Se acercan las lluvias y sobre la ruta nacional 9, entre el puente Wierna y La Caldera, se acrecentaron los riesgos de derrumbes y aludes por los accesos ilegales que se abrieron en las laderas de ese camino de cornisa.
En el trayecto, de 11 kilómetros, hay 15 caminos que fueron construidos para propiedades privadas, emprendimientos inmobiliarios y desarrollos urbanísticos sin estudios de impacto ambiental, evaluaciones geológicas ni habilitaciones de los organismos competentes.

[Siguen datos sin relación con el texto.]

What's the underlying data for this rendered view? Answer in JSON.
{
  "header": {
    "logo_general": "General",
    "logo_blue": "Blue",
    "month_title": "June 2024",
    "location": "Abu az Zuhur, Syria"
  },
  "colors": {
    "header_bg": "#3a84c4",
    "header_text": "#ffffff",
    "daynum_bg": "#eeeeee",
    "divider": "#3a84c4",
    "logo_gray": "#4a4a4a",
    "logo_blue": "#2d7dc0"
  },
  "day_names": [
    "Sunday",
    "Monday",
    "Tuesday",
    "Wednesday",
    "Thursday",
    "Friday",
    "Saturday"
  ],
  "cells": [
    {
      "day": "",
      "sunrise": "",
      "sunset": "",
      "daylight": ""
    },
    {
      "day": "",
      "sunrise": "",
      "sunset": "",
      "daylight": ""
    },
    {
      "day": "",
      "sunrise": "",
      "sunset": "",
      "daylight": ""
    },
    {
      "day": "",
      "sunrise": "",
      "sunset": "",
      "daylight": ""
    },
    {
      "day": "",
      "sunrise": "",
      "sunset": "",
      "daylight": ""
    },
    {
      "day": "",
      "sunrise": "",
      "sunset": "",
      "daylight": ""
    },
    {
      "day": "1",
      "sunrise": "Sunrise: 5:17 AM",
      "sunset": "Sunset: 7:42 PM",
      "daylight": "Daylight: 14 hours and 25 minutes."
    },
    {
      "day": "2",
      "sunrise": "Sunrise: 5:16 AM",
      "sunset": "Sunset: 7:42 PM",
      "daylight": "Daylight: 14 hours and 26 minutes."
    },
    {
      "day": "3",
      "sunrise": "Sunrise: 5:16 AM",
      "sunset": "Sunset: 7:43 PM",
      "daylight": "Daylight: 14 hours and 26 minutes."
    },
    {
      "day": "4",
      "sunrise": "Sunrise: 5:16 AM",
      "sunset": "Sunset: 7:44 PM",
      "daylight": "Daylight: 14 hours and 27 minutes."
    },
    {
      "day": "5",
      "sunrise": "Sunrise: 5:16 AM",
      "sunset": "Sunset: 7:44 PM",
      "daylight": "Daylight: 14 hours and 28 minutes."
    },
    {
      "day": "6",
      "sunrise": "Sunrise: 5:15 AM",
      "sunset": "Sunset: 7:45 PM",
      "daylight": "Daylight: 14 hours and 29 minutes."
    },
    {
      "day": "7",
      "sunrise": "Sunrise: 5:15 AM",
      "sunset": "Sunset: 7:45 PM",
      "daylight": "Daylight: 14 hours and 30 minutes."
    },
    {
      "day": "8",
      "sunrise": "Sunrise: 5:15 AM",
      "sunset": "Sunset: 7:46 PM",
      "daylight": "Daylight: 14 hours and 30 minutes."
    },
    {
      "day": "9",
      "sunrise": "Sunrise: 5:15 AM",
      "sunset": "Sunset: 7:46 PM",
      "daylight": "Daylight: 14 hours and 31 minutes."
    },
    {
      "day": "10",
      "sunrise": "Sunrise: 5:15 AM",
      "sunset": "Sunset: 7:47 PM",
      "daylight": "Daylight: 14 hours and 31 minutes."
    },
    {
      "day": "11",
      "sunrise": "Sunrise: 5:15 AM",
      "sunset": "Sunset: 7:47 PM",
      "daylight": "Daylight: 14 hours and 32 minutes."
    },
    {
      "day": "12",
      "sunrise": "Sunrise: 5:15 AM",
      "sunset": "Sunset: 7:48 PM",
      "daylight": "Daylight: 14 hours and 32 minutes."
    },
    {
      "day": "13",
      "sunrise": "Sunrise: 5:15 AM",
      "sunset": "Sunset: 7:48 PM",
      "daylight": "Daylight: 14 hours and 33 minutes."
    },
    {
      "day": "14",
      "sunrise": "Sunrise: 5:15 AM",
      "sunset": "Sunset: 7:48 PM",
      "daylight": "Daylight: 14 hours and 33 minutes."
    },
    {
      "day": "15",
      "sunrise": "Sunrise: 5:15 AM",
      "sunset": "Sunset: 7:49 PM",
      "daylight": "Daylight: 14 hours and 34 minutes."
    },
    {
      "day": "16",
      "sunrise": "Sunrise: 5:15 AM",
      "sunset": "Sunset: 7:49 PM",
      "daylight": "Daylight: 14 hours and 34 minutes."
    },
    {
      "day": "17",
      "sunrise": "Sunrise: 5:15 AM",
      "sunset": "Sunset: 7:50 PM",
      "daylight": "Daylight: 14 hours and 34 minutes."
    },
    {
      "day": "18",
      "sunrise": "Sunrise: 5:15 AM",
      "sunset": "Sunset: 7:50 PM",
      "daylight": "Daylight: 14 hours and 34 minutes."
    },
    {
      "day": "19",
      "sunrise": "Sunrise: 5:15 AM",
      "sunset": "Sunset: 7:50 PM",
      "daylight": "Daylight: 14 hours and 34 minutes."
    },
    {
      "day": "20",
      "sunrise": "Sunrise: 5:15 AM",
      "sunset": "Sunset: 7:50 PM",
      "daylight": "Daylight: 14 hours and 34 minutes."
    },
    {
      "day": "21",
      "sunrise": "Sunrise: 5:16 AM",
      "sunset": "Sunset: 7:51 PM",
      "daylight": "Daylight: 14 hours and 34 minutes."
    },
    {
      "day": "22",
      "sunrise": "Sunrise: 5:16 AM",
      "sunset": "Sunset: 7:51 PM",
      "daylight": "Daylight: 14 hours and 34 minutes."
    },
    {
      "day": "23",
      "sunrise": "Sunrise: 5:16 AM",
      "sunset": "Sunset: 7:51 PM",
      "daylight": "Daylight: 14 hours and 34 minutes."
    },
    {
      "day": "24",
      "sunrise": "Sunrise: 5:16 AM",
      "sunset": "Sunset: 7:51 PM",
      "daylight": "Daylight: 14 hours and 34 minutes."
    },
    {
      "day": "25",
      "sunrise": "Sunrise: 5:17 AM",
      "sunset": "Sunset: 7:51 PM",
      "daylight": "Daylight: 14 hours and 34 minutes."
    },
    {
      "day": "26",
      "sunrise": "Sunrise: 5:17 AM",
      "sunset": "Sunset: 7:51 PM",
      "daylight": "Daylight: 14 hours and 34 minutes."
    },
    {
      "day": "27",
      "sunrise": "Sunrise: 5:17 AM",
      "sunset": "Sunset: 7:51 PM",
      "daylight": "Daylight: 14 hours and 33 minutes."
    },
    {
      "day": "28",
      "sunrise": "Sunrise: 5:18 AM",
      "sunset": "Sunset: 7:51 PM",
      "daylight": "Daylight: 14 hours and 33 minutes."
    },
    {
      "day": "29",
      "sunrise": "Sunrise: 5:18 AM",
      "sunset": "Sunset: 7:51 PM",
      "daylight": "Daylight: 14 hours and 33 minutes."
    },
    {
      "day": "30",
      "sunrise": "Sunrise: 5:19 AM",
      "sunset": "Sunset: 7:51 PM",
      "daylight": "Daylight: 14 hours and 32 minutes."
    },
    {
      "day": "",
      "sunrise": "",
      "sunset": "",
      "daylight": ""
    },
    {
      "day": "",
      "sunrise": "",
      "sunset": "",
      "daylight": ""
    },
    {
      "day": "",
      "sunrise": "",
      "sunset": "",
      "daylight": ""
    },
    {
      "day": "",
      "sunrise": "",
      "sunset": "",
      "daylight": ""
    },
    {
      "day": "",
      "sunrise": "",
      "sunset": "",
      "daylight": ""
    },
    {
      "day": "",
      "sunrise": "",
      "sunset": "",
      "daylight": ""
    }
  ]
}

Los ingresos irregulares se ejecutaron, con pronunciadas pendientes, sobre las líneas de antiguos cauces y despojaron de la trama vegetal a las desestabilizadas estribaciones que bordean al transitado corredor turístico que vincula a las capitales de Salta y Jujuy a través de la selva pedemontana.
En esas serranías las precipitaciones no son el único detonador de deslizamientos. El sismo que tuvo consecuencias nefastas para El Galpón, el pasado 17 de octubre, también repercutió en la ruta obligada de La Caldera donde en diferentes tramos y sobre todo en el sector que concentra la mayoría de los ingresos clandestinos se produjeron deslizamientos y derrumbes de rocas. Por fortuna, no hubo que lamentar víctimas, pero fue una señal de alerta.
Los accesos irregulares se multiplicaron en los últimos dos años, al ritmo de un anárquico auge de negocios inmobiliarios que se ensañó con esos singulares faldeos del Valle de Lerma.
La Dirección Nacional de Vialidad (DNV) está largamente enterada del irresponsable y peligroso avance sobre las faldas de la ruta 9. A principios del 2013, técnicos de este organismo realizaron un relevamiento de la zona y notificaron a los responsables de fincas, terrenos, casas, lotes y urbanizaciones implicadas para que detengan los trabajos de apertura de caminos ejecutados al margen de las normas. Desde entonces, lejos de pararse, los accesos construidos en la clandestinidad se duplicaron.
Desde el organismo vial de la Nación argumentan que no tienen poder de policía y que solo les queda llevar las demandas a la Justicia para que resuelva los conflictos planteados con lentos y enmarañados procesos.
Mientras se discuten responsabilidades jurisdiccionales y de competencia, las máquinas avanzan sobre las laderas con absoluta impunidad, a la vista de todos y, con los hechos consumados, solo quedan por ordenarse obras de contención y mitigación de los riesgos aluvionales. Aun así, algunos accesos son tan empinados que se deberían aplicar complejas y onerosas soluciones de ingeniería para disminuir los riesgos de accidentes viales y estragos mayores. Antes del sismo del 17 de octubre y de las estación de lluvias que está encima, dos de los ingresos quedaron inutilizados por deslizamientos.
Algunos frentistas, dando muestras de la improvisación y el desconocimiento que allí imperan sobre los riesgos geológicos, dispusieron telas plásticas, del tipo "media sombra", como absurda medida de contención.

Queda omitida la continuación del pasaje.